I’ve also been imagining that Jimmy perched in the tree outside my window where the bush turkeys roost at night. Paddington is full of bush turkeys and for some reason they all want to sleep outside my window. We call them the buzzards, and most nights are punctuated with splats haphazardly hitting the driveway. I’m not sure Jimmy would have had much sleep if he lived in Paddington.

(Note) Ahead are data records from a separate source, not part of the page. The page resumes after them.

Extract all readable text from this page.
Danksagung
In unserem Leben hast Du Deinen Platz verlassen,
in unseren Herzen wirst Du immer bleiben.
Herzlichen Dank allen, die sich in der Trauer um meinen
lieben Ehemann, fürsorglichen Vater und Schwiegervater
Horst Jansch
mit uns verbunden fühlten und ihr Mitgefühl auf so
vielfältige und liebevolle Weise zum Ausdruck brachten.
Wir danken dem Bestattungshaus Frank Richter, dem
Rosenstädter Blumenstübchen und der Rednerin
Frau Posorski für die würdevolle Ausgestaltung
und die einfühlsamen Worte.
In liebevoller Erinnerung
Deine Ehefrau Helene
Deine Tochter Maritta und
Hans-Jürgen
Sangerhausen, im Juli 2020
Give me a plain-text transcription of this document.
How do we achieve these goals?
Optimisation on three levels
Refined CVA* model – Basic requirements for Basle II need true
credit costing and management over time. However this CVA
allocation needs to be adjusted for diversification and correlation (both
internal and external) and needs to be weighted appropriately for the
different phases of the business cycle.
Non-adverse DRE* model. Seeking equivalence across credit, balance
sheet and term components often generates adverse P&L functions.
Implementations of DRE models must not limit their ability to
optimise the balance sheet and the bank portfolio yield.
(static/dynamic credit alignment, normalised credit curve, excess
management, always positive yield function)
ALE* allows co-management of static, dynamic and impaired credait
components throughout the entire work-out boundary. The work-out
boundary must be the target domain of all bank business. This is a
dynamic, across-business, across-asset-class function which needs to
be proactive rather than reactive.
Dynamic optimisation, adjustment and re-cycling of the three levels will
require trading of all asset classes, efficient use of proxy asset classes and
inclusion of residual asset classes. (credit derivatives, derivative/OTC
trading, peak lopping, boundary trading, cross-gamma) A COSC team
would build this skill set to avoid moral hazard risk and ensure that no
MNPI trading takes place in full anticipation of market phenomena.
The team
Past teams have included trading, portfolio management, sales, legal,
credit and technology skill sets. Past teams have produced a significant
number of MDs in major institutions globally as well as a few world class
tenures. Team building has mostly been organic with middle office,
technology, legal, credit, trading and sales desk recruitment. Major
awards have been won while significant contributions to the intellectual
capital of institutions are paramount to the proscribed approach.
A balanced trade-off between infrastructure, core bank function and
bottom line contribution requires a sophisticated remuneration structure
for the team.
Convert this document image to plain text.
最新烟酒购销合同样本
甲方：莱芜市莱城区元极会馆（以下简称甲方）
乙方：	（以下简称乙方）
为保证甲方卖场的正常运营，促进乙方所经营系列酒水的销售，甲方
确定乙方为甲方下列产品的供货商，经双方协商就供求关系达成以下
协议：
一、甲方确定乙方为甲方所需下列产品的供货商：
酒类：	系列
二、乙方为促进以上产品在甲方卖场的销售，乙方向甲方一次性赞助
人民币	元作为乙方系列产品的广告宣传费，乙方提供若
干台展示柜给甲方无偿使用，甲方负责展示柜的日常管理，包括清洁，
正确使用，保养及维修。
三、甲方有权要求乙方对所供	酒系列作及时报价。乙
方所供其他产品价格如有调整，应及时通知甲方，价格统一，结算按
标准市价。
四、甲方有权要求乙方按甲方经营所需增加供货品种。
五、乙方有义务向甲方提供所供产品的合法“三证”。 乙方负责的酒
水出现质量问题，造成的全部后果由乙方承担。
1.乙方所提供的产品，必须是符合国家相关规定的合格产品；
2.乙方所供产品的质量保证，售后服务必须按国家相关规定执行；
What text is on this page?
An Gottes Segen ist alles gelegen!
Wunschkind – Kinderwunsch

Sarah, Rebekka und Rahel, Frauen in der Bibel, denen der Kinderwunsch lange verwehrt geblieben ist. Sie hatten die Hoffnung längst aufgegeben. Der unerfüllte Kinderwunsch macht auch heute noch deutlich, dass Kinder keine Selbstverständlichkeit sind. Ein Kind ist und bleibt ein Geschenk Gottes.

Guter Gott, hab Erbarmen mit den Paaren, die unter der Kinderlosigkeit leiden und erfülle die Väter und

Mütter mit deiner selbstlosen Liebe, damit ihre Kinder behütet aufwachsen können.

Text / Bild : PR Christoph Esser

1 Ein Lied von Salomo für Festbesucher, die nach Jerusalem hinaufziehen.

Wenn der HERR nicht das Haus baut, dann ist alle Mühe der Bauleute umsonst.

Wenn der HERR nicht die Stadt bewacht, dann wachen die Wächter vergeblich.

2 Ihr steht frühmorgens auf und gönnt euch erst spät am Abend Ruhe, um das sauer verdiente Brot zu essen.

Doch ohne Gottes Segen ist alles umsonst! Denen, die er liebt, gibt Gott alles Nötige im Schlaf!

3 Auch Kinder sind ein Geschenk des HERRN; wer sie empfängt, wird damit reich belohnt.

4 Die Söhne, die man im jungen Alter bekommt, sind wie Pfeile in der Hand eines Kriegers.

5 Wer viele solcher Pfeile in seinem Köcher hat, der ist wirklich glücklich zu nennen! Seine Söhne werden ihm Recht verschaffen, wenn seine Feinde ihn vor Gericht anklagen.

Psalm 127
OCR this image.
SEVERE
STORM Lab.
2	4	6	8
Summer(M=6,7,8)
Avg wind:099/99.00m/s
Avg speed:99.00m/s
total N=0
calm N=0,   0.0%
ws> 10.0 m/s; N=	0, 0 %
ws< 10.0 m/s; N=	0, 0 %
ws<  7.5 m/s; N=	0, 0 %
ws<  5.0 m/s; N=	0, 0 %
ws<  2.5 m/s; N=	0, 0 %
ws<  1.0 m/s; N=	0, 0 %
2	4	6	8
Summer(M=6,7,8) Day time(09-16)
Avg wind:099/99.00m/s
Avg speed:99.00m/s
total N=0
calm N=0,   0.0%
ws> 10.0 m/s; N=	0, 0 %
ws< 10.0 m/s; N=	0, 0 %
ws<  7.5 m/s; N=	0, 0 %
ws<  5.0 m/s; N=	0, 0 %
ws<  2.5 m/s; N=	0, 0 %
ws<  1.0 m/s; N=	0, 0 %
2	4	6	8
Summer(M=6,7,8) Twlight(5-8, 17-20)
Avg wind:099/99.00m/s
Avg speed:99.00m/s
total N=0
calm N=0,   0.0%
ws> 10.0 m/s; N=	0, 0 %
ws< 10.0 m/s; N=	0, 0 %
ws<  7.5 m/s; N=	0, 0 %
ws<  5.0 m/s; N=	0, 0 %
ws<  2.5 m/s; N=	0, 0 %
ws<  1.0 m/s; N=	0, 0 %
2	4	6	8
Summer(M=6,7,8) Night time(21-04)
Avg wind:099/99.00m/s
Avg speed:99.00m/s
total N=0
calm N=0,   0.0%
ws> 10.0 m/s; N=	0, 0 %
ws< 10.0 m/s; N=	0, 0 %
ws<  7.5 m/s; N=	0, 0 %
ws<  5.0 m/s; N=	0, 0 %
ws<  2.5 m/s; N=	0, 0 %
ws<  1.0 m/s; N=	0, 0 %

I should have known there would be more sleepless nights. Especially after devouring The Handmaid’s Tale in one gulp.  It was my first year out of home. I was studying philosophy at a coastal uni and I was surrounded by surfer kids who still used words like gnarly.  I opened the cover. It was the cover with the woman in the red cloak. The one who looked the girl from that National Geographic cover, do you remember? Inside was a bible quote and I felt immediately uncomfortable, the way I always felt when someone other than my mother showed an understanding of scripture.

I read your book in one sitting. That sitting included a classroom, picnic table, two buses, a short walk, and an armchair.

I knew the story of Rachel and Bilhah already. In some ways I knew it better than the story of myself. But I only knew the story as it was told to me.  I knew Rachel was good and solid, but she was also scared. I knew Jacob too, but it’s always easier to know the men in bible stories. Have you noticed that?  All I knew about Bilhah was that she was a handmaiden.

My mum use to tell me, ‘Sarah was an important woman. That’s why I named you Sarah.’  Secretly though, I wanted to be Bilhah because Bilhah had more of what Anne Shirley called “scope for the imagination”.

At the back of my copy of The Handmaid’s Tale is a transcript of a speech you gave.  It reads, “Applause…  Are
there any questions?” 

I wanted to put my hand up but I was reading the transcript on the walk home and a taxi probably would have got the wrong idea and stopped.

But now you’re coming to Brisbane and you won’t be far. Close enough for the buzzards to get a view of the building if they perch high enough.

Another 385 has just driven past my window. It was slower this time, so it must be after 10.00. I could go to sleep. I probably should. But, see, the thing is I have a copy of The Year of the Flood. It’s right here next to me and I can hear something inside it. Maybe you know what it is? It sounds like bees.

Can I write to you again? I won’t embarrass you, I promise.  Do you get embarrassed? I’ve been thinking about questions to ask you. I can already tell that you are the sort of woman who will only answer one good question. I want to ask you something that will rip the ground open between us and send up great healthy tree trunks. I want to build a forest for us, out of one question.

I will hold out. This is not the end.